Les crédits de Banco Estado concernent 83% des endettés de l’immobilier, suivi de la Banque de Développement, qui atteint les 7,1%. Banco Santander comprend 4,1% et le Banco de Chile 2,2%. Scotiabank et Ripley ont 1,3 et 1% respectivement. BBVA, Banco Falabella, Corpbanca, BCI, Citibank regroupent les 1,4% restant.

Mieux vaut prévenir que guérir

Les personnes endettées ne veulent pas qu’on leur offre leur maison. Ils ne veulent pas non plus que l’on assouplisse leurs dettes. Ils réclament la mise en place d’une politique de logement dont l’Etat aurait un rôle important qui ne se limite pas à une protection en subventionnant.

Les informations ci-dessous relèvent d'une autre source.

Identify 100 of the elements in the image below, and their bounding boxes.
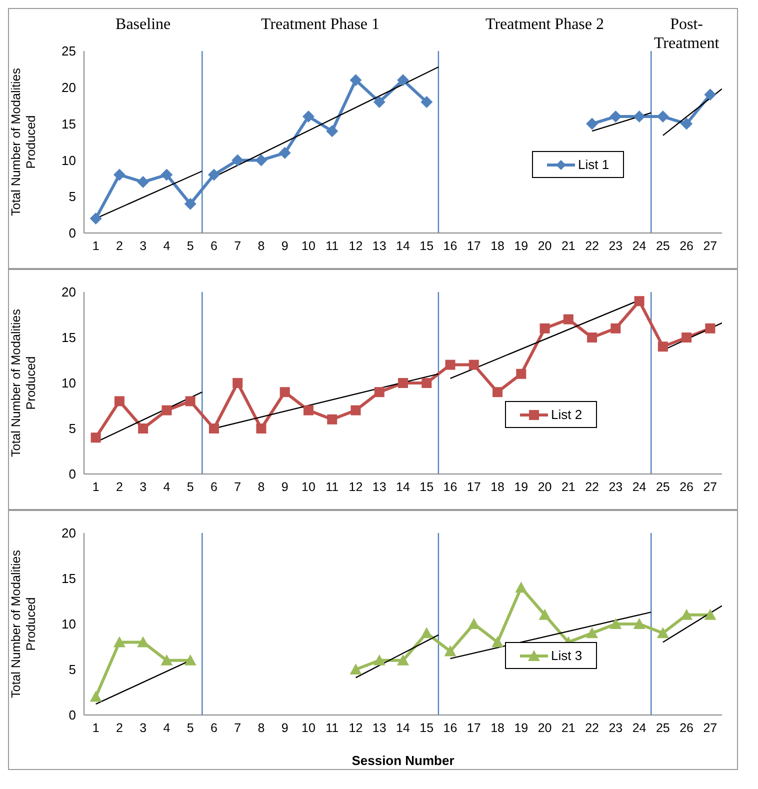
- point: [633, 618, 646, 629]
- point: [586, 627, 598, 638]
- point: [374, 387, 384, 398]
- y-tick-label: 5: [68, 421, 76, 436]
- x-tick-label: 22: [585, 238, 600, 253]
- x-tick-label: 26: [680, 720, 694, 735]
- x-tick-label: 18: [490, 480, 505, 494]
- point: [420, 96, 433, 108]
- point: [445, 360, 456, 370]
- point: [704, 88, 716, 101]
- point: [397, 74, 409, 86]
- point: [162, 405, 172, 416]
- point: [492, 636, 504, 648]
- x-tick-label: 4: [163, 238, 170, 253]
- x-tick-label: 20: [538, 480, 552, 494]
- x-tick-label: 1: [92, 238, 100, 253]
- point: [634, 296, 644, 306]
- point: [90, 212, 102, 224]
- y-tick-label: 15: [62, 330, 76, 346]
- point: [373, 96, 386, 108]
- x-tick-label: 15: [420, 238, 434, 253]
- point: [705, 323, 716, 334]
- point: [280, 387, 290, 398]
- x-tick-label: 11: [326, 238, 339, 253]
- point: [256, 424, 266, 434]
- point: [682, 332, 692, 342]
- x-tick-label: 18: [490, 720, 505, 735]
- y-tick-label: 5: [68, 189, 76, 204]
- x-tick-label: 14: [396, 480, 410, 494]
- point: [444, 645, 456, 656]
- y-tick-label: 0: [68, 226, 76, 241]
- point: [326, 125, 338, 138]
- x-tick-label: 14: [396, 720, 410, 735]
- y-tick-label: 20: [62, 526, 76, 541]
- x-tick-label: 13: [372, 720, 386, 735]
- point: [538, 608, 551, 620]
- point: [515, 582, 528, 593]
- point: [303, 405, 314, 416]
- x-tick-label: 3: [140, 238, 147, 253]
- x-tick-label: 25: [656, 480, 670, 494]
- x-tick-label: 17: [466, 480, 481, 494]
- x-tick-label: 2: [116, 720, 123, 735]
- point: [138, 424, 148, 434]
- x-tick-label: 15: [420, 480, 434, 494]
- x-tick-label: 7: [234, 720, 242, 735]
- point: [704, 608, 716, 620]
- point: [350, 405, 361, 416]
- point: [232, 378, 243, 388]
- point: [587, 332, 598, 342]
- point: [373, 654, 386, 666]
- x-tick-label: 6: [210, 480, 218, 494]
- x-tick-label: 6: [210, 238, 218, 253]
- x-tick-label: 20: [538, 238, 552, 253]
- point: [350, 664, 362, 674]
- x-tick-label: 21: [561, 480, 576, 494]
- x-tick-label: 12: [348, 238, 363, 253]
- x-tick-label: 21: [561, 720, 576, 735]
- y-axis-title: Total Number of Modalities Produced: [9, 549, 39, 700]
- legend-label: List 1: [578, 157, 610, 172]
- x-tick-label: 2: [116, 480, 123, 494]
- point: [633, 110, 646, 123]
- point: [232, 154, 244, 166]
- y-tick-label: 15: [62, 571, 76, 586]
- y-axis-title: Total Number of Modalities Produced: [9, 67, 39, 218]
- y-tick-label: 10: [62, 376, 76, 391]
- x-tick-label: 3: [140, 480, 147, 494]
- x-tick-label: 4: [163, 480, 170, 494]
- x-tick-label: 19: [514, 480, 528, 494]
- y-tick-label: 20: [62, 284, 76, 300]
- point: [327, 414, 338, 424]
- x-tick-label: 22: [585, 720, 600, 735]
- point: [586, 118, 598, 130]
- point: [540, 323, 550, 334]
- x-tick-label: 18: [490, 238, 505, 253]
- x-tick-label: 7: [234, 238, 242, 253]
- annotation: Post-Treatment: [652, 15, 720, 53]
- point: [90, 432, 101, 443]
- x-tick-label: 17: [466, 238, 481, 253]
- y-tick-label: 5: [68, 662, 76, 678]
- x-tick-label: 16: [443, 238, 458, 253]
- point: [278, 146, 291, 159]
- x-tick-label: 5: [186, 480, 194, 494]
- x-tick-label: 6: [210, 720, 218, 735]
- point: [184, 654, 196, 666]
- x-tick-label: 20: [538, 720, 552, 735]
- x-tick-label: 23: [608, 720, 623, 735]
- x-tick-label: 24: [632, 480, 646, 494]
- point: [90, 690, 102, 702]
- x-tick-label: 12: [348, 480, 363, 494]
- x-tick-label: 14: [396, 238, 410, 253]
- x-tick-label: 1: [92, 480, 100, 494]
- x-tick-label: 12: [348, 720, 363, 735]
- point: [185, 396, 196, 406]
- point: [610, 323, 621, 334]
- text: Treatment Phase 2: [484, 15, 606, 34]
- point: [398, 378, 408, 388]
- x-tick-label: 19: [514, 720, 528, 735]
- point: [680, 118, 693, 130]
- y-tick-label: 0: [68, 708, 76, 723]
- point: [208, 424, 219, 434]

Selon des données de l’Enquête Casen 2006, le niveau de familles affectées dans le pays serait supérieur à 830 000. Ce chiffre n’a pas presque pas bougé depuis 2003, on peut ainsi en conclure qu’il n’y pas eu d’avancée réelle pour résoudre le problème de manque de logements sociaux.

Tout ceci pourrait se transformer en un mal de tête chronique pour l’Etat et les familles affectées, si on ne met pas de frein à la pluie de ventes aux enchères immobilières qui menace dans les prochains mois les classes les plus pauvres du pays.